We are reading external meters and radio meters, and estimating those inside homes.
Our current approach is to continue reading meters that can be read by radio/drive-by. That may change if we end up with more strict travel/documentation requirements for our workers.
We’re sewer with mostly flat rate customers, but we do bill commercial and read water meters, still doing that through remote and/or keeping proper distance.
Implementation of “time off” practices – in other words, sending individuals or teams home with pay?
We have created a full-pay platoon system for distribution and customer service. We have three teams in those business units. The idea is to increase distance between people by thinning the group, and preserve function if someone in one group tests positive – then we’ll have the other groups still going. The one week on, two weeks off system also creates a kind of quarantine for those who are off.
Platoon A is working this week.
Platoon B will work next week.
Platoon C will work in two weeks.
Everyone is fully paid. This creates more physical separation while working, and the firm division keeps whole business units from being quarantined at once.
Right now we are looking at paying everyone who is healthy thru the entire situation. The thinking is that even if a full time staff member is off (not at work) because of a staff “thinning” and/or schedule rotations to minimize exposure, they would all be “on-call” to fill in if another staff person falls into one of the 4 situations (sick, quarantined, caring of another patient, or care for children at home).
If a staff member has to take leave (unavailable to work) due to one of the four categories, we are working on a more liberal leave policy based on the new FMLA and EPSLA guidelines.
If we assign you to stay home in order to reduce exposure, we still pay you but consider you “on call” and have tried to assign some administrative work there – even if it is just getting pricing quotes on things, securing contracts for maintenance work, reviewing pump station manifests, etc. Currently, we are rotating teams one week on one week off and disinfecting on weekends in between.
Currently, our plant employees are rotating teams one week on one week off and disinfecting in between, our outside crew is also rotating one week on and one week off, no dye tests inside anyone’s house, only roof drains at this time. And if you are assigned to stay home, in order to reduce exposure, we will still pay you and you are considered “on call”.
We started a daily “wellness check” to monitor trends for employee illness and/or absence due to related COVID-19 in a more programmatic way. We are starting to get a lot of calls and questions about scenarios such as an employee’s spouse works in healthcare and may have been exposed, so should the employee stay at home or come to work?
In this scenario: the employee’s spouse (or any other person sharing the same living space as employee) is a health care worker that may come in contact with COVID-19 patients and the health care worker is not exhibiting symptoms nor is the employee. The health care worker is not under any specific guidance requiring them, or others they contact, to quarantine. Under these conditions and until scenario changes, the employee is able to work. Should scenario change the employee should notify their supervisor and proper guidance will be issued.

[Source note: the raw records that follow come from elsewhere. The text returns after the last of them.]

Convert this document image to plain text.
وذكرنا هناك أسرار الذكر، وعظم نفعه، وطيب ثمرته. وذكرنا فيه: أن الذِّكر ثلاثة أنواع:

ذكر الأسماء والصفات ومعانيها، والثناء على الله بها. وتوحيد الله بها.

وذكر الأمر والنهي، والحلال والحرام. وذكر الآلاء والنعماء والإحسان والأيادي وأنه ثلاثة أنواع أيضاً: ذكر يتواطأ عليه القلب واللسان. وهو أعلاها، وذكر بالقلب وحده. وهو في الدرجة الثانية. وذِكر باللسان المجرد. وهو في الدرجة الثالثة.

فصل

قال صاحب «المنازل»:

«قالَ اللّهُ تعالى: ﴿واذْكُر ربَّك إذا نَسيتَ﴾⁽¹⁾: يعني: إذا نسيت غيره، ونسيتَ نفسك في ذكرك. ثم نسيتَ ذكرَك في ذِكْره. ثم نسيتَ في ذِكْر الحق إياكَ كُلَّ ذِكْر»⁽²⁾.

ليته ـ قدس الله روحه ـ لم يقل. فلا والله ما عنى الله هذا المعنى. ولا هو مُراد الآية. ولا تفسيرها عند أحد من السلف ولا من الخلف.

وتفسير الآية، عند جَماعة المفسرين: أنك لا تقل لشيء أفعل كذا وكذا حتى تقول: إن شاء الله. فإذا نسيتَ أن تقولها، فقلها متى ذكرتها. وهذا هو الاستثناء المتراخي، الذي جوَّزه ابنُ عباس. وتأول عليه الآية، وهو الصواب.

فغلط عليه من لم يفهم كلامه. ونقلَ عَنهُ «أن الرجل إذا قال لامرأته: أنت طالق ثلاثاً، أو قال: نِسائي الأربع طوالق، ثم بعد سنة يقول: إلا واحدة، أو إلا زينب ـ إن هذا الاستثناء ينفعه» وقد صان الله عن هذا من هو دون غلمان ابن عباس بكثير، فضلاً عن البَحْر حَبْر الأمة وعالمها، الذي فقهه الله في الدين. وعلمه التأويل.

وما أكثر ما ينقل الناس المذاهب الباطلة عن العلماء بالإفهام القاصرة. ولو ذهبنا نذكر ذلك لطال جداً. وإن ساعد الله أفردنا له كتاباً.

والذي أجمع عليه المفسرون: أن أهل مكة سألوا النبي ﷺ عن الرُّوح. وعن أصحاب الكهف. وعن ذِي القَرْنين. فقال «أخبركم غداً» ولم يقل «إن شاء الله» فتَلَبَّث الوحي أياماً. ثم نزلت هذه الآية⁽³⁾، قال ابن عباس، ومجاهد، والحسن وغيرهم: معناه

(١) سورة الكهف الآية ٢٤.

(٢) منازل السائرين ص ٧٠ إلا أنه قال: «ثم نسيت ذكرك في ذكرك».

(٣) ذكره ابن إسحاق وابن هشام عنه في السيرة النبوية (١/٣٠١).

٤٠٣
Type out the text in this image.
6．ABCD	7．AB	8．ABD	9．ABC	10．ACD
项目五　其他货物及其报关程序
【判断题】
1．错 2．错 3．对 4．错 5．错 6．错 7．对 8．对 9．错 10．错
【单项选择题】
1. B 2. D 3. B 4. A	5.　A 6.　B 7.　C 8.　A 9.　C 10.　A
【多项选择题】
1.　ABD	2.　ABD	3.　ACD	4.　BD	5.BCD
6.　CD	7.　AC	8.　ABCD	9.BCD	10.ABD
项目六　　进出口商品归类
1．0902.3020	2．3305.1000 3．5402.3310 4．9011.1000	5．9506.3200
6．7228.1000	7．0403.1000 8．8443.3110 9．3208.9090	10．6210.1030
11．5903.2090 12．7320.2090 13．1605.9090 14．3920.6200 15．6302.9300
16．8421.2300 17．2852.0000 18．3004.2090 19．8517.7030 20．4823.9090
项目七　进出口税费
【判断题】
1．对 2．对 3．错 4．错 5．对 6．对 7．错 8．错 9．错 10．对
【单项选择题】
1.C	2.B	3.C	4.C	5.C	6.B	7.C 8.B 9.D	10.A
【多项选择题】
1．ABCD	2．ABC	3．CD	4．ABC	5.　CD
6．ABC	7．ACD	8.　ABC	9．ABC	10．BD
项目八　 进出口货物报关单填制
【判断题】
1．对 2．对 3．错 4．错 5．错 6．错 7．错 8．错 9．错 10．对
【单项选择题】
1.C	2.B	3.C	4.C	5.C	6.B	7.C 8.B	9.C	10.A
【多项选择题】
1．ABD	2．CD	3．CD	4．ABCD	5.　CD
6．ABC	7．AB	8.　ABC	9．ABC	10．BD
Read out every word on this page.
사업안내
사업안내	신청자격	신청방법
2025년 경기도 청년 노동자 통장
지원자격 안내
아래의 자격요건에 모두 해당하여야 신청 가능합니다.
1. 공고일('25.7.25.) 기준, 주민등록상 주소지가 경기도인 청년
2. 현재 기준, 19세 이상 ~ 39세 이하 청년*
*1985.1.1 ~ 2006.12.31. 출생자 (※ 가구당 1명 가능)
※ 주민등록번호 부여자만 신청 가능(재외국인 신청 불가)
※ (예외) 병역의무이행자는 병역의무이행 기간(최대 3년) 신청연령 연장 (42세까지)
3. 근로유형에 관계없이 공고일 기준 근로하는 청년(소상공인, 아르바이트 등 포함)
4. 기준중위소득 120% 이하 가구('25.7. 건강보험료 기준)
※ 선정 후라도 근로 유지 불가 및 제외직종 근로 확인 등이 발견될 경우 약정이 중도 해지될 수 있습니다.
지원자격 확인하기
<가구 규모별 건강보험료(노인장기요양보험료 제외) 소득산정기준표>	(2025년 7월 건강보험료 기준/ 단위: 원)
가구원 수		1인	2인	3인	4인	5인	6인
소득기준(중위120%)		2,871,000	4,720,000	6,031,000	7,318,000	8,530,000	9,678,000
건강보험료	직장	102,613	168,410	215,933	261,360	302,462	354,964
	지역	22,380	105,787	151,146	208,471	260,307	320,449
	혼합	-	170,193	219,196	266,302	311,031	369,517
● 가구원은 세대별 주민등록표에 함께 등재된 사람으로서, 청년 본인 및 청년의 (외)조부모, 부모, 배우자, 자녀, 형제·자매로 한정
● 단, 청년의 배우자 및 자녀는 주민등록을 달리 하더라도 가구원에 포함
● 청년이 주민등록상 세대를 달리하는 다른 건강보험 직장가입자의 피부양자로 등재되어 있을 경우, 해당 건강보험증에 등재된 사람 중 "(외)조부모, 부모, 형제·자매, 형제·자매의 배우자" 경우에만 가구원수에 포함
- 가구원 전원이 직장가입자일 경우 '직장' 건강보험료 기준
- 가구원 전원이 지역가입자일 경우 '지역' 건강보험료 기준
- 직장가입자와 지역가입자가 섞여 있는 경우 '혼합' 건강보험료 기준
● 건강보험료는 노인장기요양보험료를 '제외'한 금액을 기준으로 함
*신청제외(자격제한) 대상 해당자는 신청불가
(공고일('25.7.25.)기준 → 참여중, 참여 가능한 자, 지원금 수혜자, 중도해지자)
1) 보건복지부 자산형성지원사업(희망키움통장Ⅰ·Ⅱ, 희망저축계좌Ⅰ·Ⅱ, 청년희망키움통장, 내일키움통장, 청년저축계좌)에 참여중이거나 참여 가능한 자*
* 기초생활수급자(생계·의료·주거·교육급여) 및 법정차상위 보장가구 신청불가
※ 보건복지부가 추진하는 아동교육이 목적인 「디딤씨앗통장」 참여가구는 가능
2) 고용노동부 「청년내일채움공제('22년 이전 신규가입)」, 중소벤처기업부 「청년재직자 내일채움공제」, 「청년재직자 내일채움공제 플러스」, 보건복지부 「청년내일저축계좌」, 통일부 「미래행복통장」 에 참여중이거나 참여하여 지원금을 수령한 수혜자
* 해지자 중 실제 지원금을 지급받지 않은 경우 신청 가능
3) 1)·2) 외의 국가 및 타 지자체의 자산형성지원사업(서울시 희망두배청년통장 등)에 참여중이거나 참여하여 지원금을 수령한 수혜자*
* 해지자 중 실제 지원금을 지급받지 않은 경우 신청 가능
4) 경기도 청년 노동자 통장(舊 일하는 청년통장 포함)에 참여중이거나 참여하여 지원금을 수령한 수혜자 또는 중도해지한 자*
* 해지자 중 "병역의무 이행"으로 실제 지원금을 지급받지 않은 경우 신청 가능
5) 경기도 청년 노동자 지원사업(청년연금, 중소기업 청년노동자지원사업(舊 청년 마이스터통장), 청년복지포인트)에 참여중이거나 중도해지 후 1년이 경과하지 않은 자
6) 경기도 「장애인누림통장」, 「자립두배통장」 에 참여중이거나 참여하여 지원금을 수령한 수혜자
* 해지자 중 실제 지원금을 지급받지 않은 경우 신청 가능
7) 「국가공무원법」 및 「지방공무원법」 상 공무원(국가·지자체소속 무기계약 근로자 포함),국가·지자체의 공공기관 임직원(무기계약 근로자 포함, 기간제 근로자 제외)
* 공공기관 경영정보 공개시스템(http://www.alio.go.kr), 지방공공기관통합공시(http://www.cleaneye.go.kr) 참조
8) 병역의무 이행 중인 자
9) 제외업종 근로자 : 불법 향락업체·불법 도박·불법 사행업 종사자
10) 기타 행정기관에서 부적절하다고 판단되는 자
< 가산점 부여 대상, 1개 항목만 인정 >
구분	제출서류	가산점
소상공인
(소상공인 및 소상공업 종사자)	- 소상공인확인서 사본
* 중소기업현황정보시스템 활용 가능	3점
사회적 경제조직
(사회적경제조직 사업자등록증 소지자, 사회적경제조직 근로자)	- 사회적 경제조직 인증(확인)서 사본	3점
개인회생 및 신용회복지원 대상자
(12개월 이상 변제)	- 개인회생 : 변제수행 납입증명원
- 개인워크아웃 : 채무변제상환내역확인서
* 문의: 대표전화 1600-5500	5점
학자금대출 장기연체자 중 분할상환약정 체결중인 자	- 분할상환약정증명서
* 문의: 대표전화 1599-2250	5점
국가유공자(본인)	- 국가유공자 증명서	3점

Employees that have called off sick and have not exhibited these symptoms (fever of 100° or greater, persistent dry cough, shortness of breath) are presumed safe to return to work. When an employee reports off as sick, the supervisor can ask if they are exhibiting any symptoms or if they have traveled or been in contact with someone who has tested positive. l. If employees have symptoms they should consult with their primary care physician. It is recommended to call first, not just show up. We will make a decision based on the opinion of the consulting physician.
Confirmed Cases: Quarantine for a minimum seven (7) days with a minimum three (3) days in a row of no symptoms then presumed safe
Contact with Confirmed Case: Quarantine for fourteen (14) days
Any confirmed cases will result in county or state health department taking jurisdiction and leading the investigation.